A 3.2GHz x86 would be doing a lot of work, yes. You might notice the PowerPC Xenon isn’t such a chip. Xenon doesn’t even do out-of-order execution.
As for the Cell, no one can really say what its true capabilities are, but it does seem to be a square peg in a world of round holes, with its stream processing capabilities made increasingly irrelevant by GPU computing.
This is definitely a nice CPU to have in a console, but if all you have are ports of phone games, that’s not going to move units.
Slight correction - the PS3 has 256Mb main ram and 256Mb graphics ram, whereas the 360 has 512Mb of unified (ie. main + graphics) ram. Given that the Tegra is a SoC, I’m guessing that it’s 1Gb unified?
Aside from power, one strategy was apparently to have such a unique structure, that porting a ps3 game would be really hard. They wanted to increase exclusives.
Minecraft is going to be on there - that is one very good selling point. I doubt everything will be free - indies would want to make money somehow. EDIT: I stand corrected! Everything is free! Woohohohue. I wonder how indies benefit from this then. :clue:
Even if they only took a small percentage (5), that still adds up if this console gets going.

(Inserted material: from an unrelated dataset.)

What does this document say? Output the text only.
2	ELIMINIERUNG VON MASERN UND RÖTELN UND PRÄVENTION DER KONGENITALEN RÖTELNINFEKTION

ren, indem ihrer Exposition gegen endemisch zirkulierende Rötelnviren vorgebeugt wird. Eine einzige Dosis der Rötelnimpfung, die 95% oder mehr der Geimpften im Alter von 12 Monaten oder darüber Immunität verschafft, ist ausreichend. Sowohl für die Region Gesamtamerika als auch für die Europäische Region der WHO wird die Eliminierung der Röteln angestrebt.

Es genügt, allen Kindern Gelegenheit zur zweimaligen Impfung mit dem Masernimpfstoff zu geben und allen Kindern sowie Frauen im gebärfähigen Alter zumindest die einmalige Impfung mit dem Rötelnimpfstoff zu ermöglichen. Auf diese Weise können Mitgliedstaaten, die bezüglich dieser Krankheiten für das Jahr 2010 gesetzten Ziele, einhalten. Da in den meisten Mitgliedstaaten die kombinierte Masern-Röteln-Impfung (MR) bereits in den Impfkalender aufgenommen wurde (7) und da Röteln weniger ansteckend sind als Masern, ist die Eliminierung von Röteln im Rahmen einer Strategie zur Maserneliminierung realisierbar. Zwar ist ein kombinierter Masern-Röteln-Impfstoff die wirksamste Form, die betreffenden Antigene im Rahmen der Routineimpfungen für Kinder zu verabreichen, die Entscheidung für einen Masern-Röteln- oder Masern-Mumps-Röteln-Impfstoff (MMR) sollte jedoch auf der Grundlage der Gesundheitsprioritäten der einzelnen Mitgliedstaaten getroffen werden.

Let me cross-post from the other Ouya thread on this forum:
Guys I just read the FAQ, the whole “Free to play” thing is bit of a misnomer. They mean that every game will be either free or have a free demo. No game is paid only, this way you can try before you buy. Of course there will be support for paid games AND paid in-game items so relax.
From the FAQ:
Business model is same as everything, you get 70%, they get 30%. This looks like Google Play will not be on it, but some sort of Ouya-only marketplace.
This thing isn’t just games, it can also have apps.
If you are a dev and want to be featured early, contact them at devs@ouya.tv
With the Kickstarter well above $4 million on the second day, this thing has a HUGE potential.
That’s not the case at all - some games get demos, often after actual release, but many, many games do not, and it’s not required too. XBLA is interesting in that it’s a publishing requirement to have a demo available at the same time as launch, which IMHO is still the only service to actually require this.
So following the XBLA example is still noteworthy (and a good move I think).
No news of the Ouya store yet. I’m on the lookout because I’m very interested too. However, since it’s very open to indie’s and has a straightforward 70-30 revenue model, it should be very easy.